The confidence interval for each difference is calculated as a multiple of the standard error that is added to, or subtracted from, the difference. This multiple is based on Student's t-statistic, The value of Student's t used for computing confidence intervals depends on the desired level of confidence (usually 95 percent) and the degrees of freedom (df) for the comparison. The smaller the df, the larger the required value of Student's t and, consequently, the width of the confidence intervals. As the df increase, the size of the required Student's t value decreases until it approaches the familiar constant for the normal distribution (which is 1.96, for the 95 percent confidence level).
In complex samples, the degrees of freedom are based on the number of clusters and strata used for the comparison.
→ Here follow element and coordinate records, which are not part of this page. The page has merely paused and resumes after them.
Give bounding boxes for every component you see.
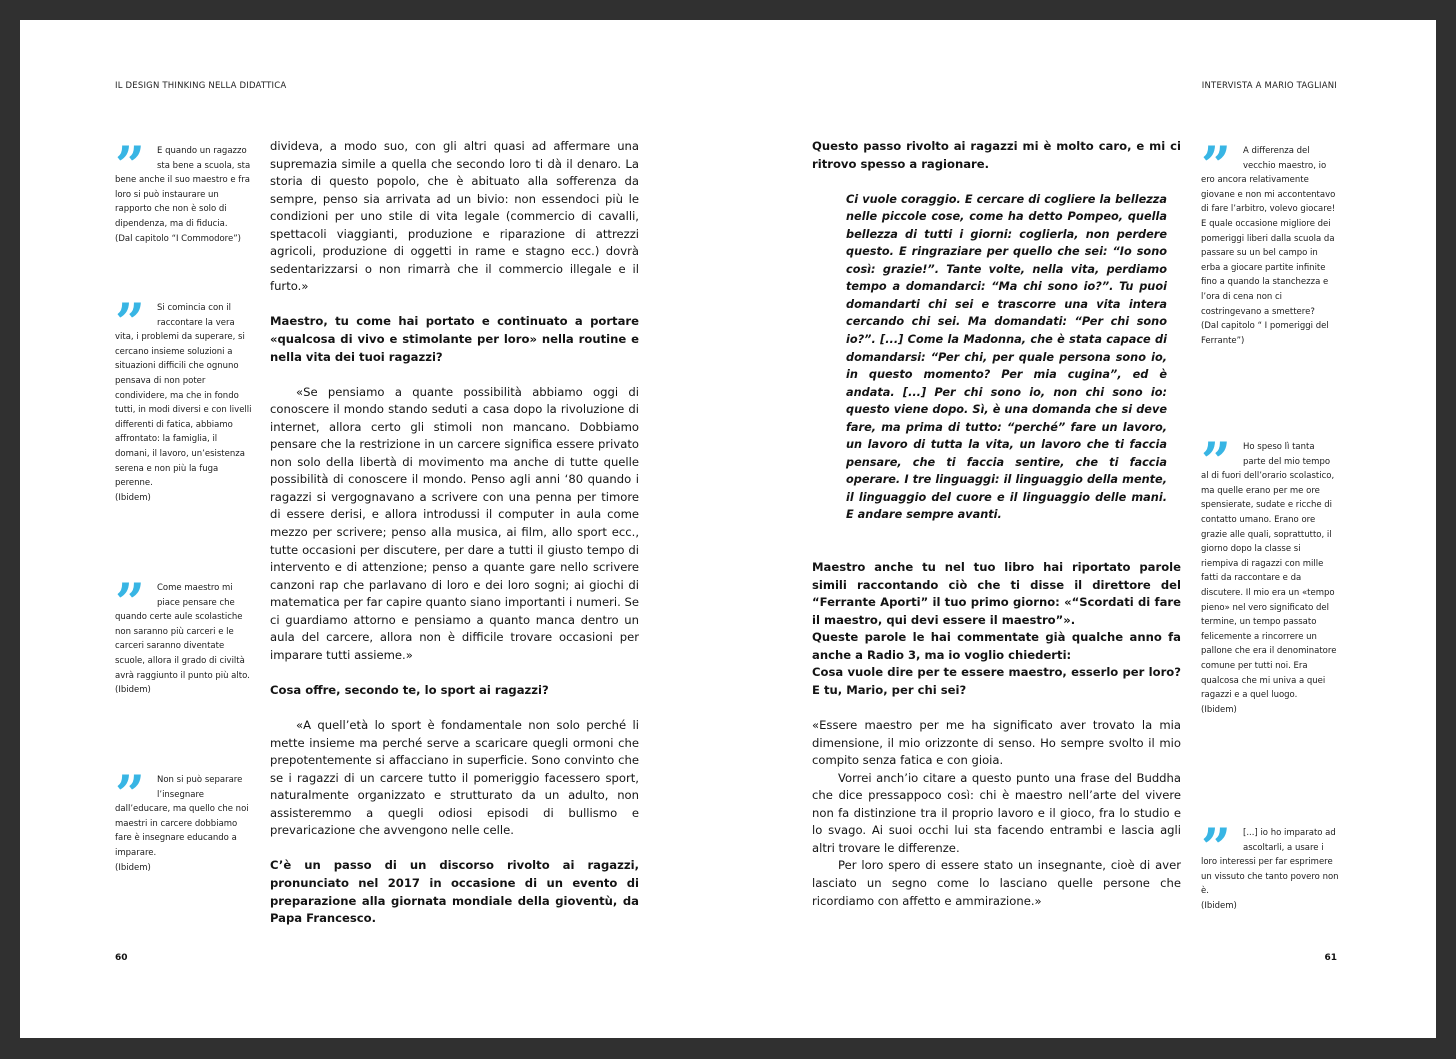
sidebar-quote-text: [...] io ho imparato ad ascoltarli, a usare i loro interessi per far esprimere un vissuto che tanto povero non è. (1201, 828, 1339, 897)
quote-mark-icon: ” (115, 573, 145, 634)
sidebar-quote (115, 293, 253, 505)
sidebar-quote-source: (Ibidem) (115, 862, 151, 873)
body-paragraph: divideva, a modo suo, con gli altri quasi ad affermare una supremazia simile a quella che secondo loro ti dà il denaro. La storia di questo popolo, che è abituato alla sofferenza da sempre, penso sia arrivata ad un bivio: non essendoci più le condizioni per uno stile di vita legale (commercio di cavalli, spettacoli viaggianti, produzione e riparazione di attrezzi agricoli, produzione di oggetti in rame e stagno ecc.) dovrà sedentarizzarsi o non rimarrà che il commercio illegale e il furto.» (270, 139, 639, 294)
sidebar-quote-text: Si comincia con il raccontare la vera vita, i problemi da superare, si cercano insieme soluzioni a situazioni difficili che ognuno pensava di non poter condividere, ma che in fondo tutti, in modi diversi e con livelli differenti di fatica, abbiamo affrontato: la famiglia, il domani, il lavoro, un’esistenza serena e non più la fuga perenne. (115, 303, 252, 489)
body-paragraph: «Essere maestro per me ha significato aver trovato la mia dimensione, il mio orizzonte di senso. Ho sempre svolto il mio compito senza fatica e con gioia. (812, 718, 1181, 768)
quote-mark-icon: ” (115, 765, 145, 826)
sidebar-quote-source: (Ibidem) (115, 685, 151, 696)
quote-mark-icon: ” (1201, 432, 1231, 493)
body-paragraph: «Se pensiamo a quante possibilità abbiamo oggi di conoscere il mondo stando seduti a casa dopo la rivoluzione di internet, allora certo gli stimoli non mancano. Dobbiamo pensare che la restrizione in un carcere significa essere privato non solo della libertà di movimento ma anche di tutte quelle possibilità di conoscere il mondo. Penso agli anni ‘80 quando i ragazzi si vergognavano a scrivere con una penna per timore di essere derisi, e allora introdussi il computer in aula come mezzo per scrivere; penso alla musica, ai film, allo sport ecc., tutte occasioni per discutere, per dare a tutti il giusto tempo di intervento e di attenzione; penso a quante gare nello scrivere canzoni rap che parlavano di loro e dei loro sogni; ai giochi di matematica per far capire quanto siano importanti i numeri. Se ci guardiamo attorno e pensiamo a quanto manca dentro un aula del carcere, allora non è difficile trovare occasioni per imparare tutti assieme.» (270, 384, 639, 662)
body-column-left (270, 138, 639, 928)
sidebar-quote (115, 136, 253, 246)
sidebar-quote-source: (Ibidem) (1201, 704, 1237, 715)
interview-question: Maestro, tu come hai portato e continuato a portare «qualcosa di vivo e stimolante per loro» nella routine e nella vita dei tuoi ragazzi? (270, 314, 639, 364)
sidebar-quote-text: E quando un ragazzo sta bene a scuola, sta bene anche il suo maestro e fra loro si può instaurare un rapporto che non è solo di dipendenza, ma di fiducia. (115, 146, 251, 229)
running-head-left: IL DESIGN THINKING NELLA DIDATTICA (115, 81, 287, 91)
sidebar-quote-text: A differenza del vecchio maestro, io ero ancora relativamente giovane e non mi accontentavo di fare l’arbitro, volevo giocare! E quale occasione migliore dei pomeriggi liberi dalla scuola da passare su un bel campo in erba a giocare partite infinite fino a quando la stanchezza e l’ora di cena non ci costringevano a smettere? (1201, 146, 1336, 317)
sidebar-quote (115, 765, 253, 875)
body-column-right (812, 138, 1181, 910)
body-paragraph: «A quell’età lo sport è fondamentale non solo perché li mette insieme ma perché serve a scaricare quegli ormoni che prepotentemente si affacciano in superficie. Sono convinto che se i ragazzi di un carcere tutto il pomeriggio facessero sport, naturalmente organizzato e strutturato da un adulto, non assisteremmo a quegli odiosi episodi di bullismo e prevaricazione che avvengono nelle celle. (270, 718, 639, 838)
book-spread (20, 20, 1436, 1038)
sidebar-quote (1201, 818, 1339, 914)
sidebar-quote-text: Come maestro mi piace pensare che quando certe aule scolastiche non saranno più carceri e le carceri saranno diventate scuole, allora il grado di civiltà avrà raggiunto il punto più alto. (115, 583, 250, 681)
left-page (20, 20, 728, 1038)
quote-mark-icon: ” (1201, 136, 1231, 197)
quote-mark-icon: ” (115, 293, 145, 354)
sidebar-quote-text: Ho speso lì tanta parte del mio tempo al di fuori dell’orario scolastico, ma quelle erano per me ore spensierate, sudate e ricche di contatto umano. Erano ore grazie alle quali, soprattutto, il giorno dopo la classe si riempiva di ragazzi con mille fatti da raccontare e da discutere. Il mio era un «tempo pieno» nel vero significato del termine, un tempo passato felicemente a rincorrere un pallone che era il denominatore comune per tutti noi. Era qualcosa che mi univa a quei ragazzi e a quel luogo. (1201, 442, 1337, 701)
running-head-right: INTERVISTA A MARIO TAGLIANI (1201, 81, 1337, 91)
interview-question: Maestro anche tu nel tuo libro hai riportato parole simili raccontando ciò che ti disse il direttore del “Ferrante Aporti” il tuo primo giorno: «“Scordati di fare il maestro, qui devi essere il maestro”». (812, 560, 1181, 627)
page-number-right: 61 (1324, 953, 1337, 963)
sidebar-quote (1201, 136, 1339, 348)
interview-question: C’è un passo di un discorso rivolto ai ragazzi, pronunciato nel 2017 in occasione di un evento di preparazione alla giornata mondiale della gioventù, da Papa Francesco. (270, 858, 639, 926)
sidebar-quote-source: (Ibidem) (115, 492, 151, 503)
quote-mark-icon: ” (1201, 818, 1231, 879)
sidebar-quote-source: (Dal capitolo “ I pomeriggi del Ferrante”) (1201, 321, 1329, 346)
quote-mark-icon: ” (115, 136, 145, 197)
sidebar-quote-source: (Dal capitolo “I Commodore”) (115, 233, 241, 244)
sidebar-quote-source: (Ibidem) (1201, 900, 1237, 911)
sidebar-quote (115, 573, 253, 698)
page-number-left: 60 (115, 953, 128, 963)
body-paragraph: Vorrei anch’io citare a questo punto una frase del Buddha che dice pressappoco così: chi è maestro nell’arte del vivere non fa distinzione tra il proprio lavoro e il gioco, fra lo studio e lo svago. Ai suoi occhi lui sta facendo entrambi e lascia agli altri trovare le differenze. (812, 770, 1181, 855)
block-quotation: Ci vuole coraggio. E cercare di cogliere la bellezza nelle piccole cose, come ha detto Pompeo, quella bellezza di tutti i giorni: coglierla, non perdere questo. E ringraziare per quello che sei: “Io sono così: grazie!”. Tante volte, nella vita, perdiamo tempo a domandarci: “Ma chi sono io?”. Tu puoi domandarti chi sei e trascorre una vita intera cercando chi sei. Ma domandati: “Per chi sono io?”. [...] Come la Madonna, che è stata capace di domandarsi: “Per chi, per quale persona sono io, in questo momento? Per mia cugina”, ed è andata. [...] Per chi sono io, non chi sono io: questo viene dopo. Sì, è una domanda che si deve fare, ma prima di tutto: “perché” fare un lavoro, un lavoro di tutta la vita, un lavoro che ti faccia pensare, che ti faccia sentire, che ti faccia operare. I tre linguaggi: il linguaggio della mente, il linguaggio del cuore e il linguaggio delle mani. E andare sempre avanti. (846, 192, 1167, 522)
sidebar-quote-text: Non si può separare l’insegnare dall’educare, ma quello che noi maestri in carcere dobbiamo fare è insegnare educando a imparare. (115, 775, 249, 858)
interview-question: Cosa offre, secondo te, lo sport ai ragazzi? (270, 682, 549, 697)
body-paragraph: Per loro spero di essere stato un insegnante, cioè di aver lasciato un segno come lo lasciano quelle persone che ricordiamo con affetto e ammirazione.» (812, 858, 1181, 908)
sidebar-quote (1201, 432, 1339, 717)
interview-question: Queste parole le hai commentate già qualche anno fa anche a Radio 3, ma io voglio chiederti: (812, 630, 1181, 662)
interview-question: Cosa vuole dire per te essere maestro, esserlo per loro? E tu, Mario, per chi sei? (812, 665, 1181, 697)
interview-question: Questo passo rivolto ai ragazzi mi è molto caro, e mi ci ritrovo spesso a ragionare. (812, 139, 1181, 171)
The optional diagnostic table reports those numbers for each difference shown.
(The current version of SDA must generate these replicate weights internally. It is not currently possible to use this method on a dataset that contains replicate weights but not the stratum and cluster variables themselves.)
This method is relatively simple and can be used for many types of analysis. However, it does require more computation time than the Taylor series method used for TABLES and MEANS.
Logistic and probit regression, in particular, can require extra time. The LOGIT program, even without a complex sample design, uses multiple iterations to converge to a solution. For complex samples, each iteration through the data requires separate calculations for each set of replicate weights. For large datasets with many PSUs, therefore, the user should not expect the almost instantaneous results that SDA usually provides.